Orson Welles jamais faria um filme que precisasse de bula
Um artista morre. Deixa um livro ou filme inacabado e seus amigos resolvem terminá-lo. Para isso, valem-se de anotações deixadas pelo falecido ou de conversas que teriam tido com ele. O resultado é quase sempre um fantasma de camisolão e olhinhos, e ninguém saberá a opinião do artista sobre o que fizeram em seu nome. É justo isso?
Para mim, não. F. Scott Fitzgerald morreu em 1940 pouco antes de terminar um romance, “O Último Magnata”. Seu amigo, o ensaísta Edmund Wilson, usou as anotações que Scott deixara sobre o desfecho e concluiu o livro —parabéns, mas ele não ficou à altura de Fitzgerald. Já o arquiteto catalão Antoni Gaudí morreu atropelado por um bonde em 1926, a meio caminho de completar sua obra-prima, a catedral A Sagrada Família, em Barcelona. Mas deixou instruções para que os discípulos a concluíssem. O que eles agora estão fazendo —e sabe-se lá o que sairá.
Orson Welles começou a rodar “O Outro Lado do Vento” em 1974. Teve mil contratempos e morreu em 1985 com o filme pela metade. Como a história trata de um diretor baseado no próprio Orson, criaram-se lendas: o filme seria o seu testamento, o maior de sua carreira, o maior do cinema. Pois, 40 e tal anos depois, seus amigos e fãs cotizaram-se para finalizá-lo, usando os trechos já filmados, filmando outros sugeridos pelo roteiro e —aí é que mora o perigo— baseando-se no que Peter Bogdanovich diz ter ouvido de Orson sobre o que queria fazer.

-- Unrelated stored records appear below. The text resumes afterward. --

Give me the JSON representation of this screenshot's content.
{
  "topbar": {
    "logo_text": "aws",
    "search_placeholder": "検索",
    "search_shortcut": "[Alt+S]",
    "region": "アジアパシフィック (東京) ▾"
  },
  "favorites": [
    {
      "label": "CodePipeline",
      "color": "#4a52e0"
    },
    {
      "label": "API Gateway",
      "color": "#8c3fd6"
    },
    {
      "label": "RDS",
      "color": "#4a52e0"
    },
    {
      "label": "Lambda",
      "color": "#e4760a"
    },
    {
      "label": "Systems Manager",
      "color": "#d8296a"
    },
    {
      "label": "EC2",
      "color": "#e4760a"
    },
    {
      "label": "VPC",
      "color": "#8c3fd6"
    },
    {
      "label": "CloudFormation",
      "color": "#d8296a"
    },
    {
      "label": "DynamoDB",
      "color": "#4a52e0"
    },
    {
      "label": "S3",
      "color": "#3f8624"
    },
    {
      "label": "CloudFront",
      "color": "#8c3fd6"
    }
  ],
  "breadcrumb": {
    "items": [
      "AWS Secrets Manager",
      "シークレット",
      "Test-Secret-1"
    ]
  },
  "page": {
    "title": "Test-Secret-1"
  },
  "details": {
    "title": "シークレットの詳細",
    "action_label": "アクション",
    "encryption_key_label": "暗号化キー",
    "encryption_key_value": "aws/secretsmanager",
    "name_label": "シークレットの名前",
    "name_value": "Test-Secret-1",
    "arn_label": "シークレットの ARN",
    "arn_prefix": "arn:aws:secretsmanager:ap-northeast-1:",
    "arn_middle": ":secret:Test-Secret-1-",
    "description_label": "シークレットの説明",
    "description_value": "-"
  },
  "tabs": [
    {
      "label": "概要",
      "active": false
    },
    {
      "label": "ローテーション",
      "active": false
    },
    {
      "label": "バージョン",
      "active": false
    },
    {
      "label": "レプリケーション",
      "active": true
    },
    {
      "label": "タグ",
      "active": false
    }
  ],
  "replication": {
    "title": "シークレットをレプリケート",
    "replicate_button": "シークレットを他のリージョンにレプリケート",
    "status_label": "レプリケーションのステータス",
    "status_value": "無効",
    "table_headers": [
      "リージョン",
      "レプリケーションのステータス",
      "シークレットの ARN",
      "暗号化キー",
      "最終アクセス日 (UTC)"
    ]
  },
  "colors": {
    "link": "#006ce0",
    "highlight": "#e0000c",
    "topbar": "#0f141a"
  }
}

Ao som de fanfarras, “O Outro Lado do Vento” acaba de ser lançado pela Netflix. Pois quer saber? Pffttt. Não é o maior filme de Orson, muito menos do cinema, e nem Orson, por mais atrevido, faria um filme que exigisse bula para ser entendido.
Ao assisti-lo e lutar contra o rigor mortis a que ele induz, eu me perguntava: por que não se cotizaram e deram o dinheiro a Orson para que ele mesmo, em vida, terminasse o raio do filme?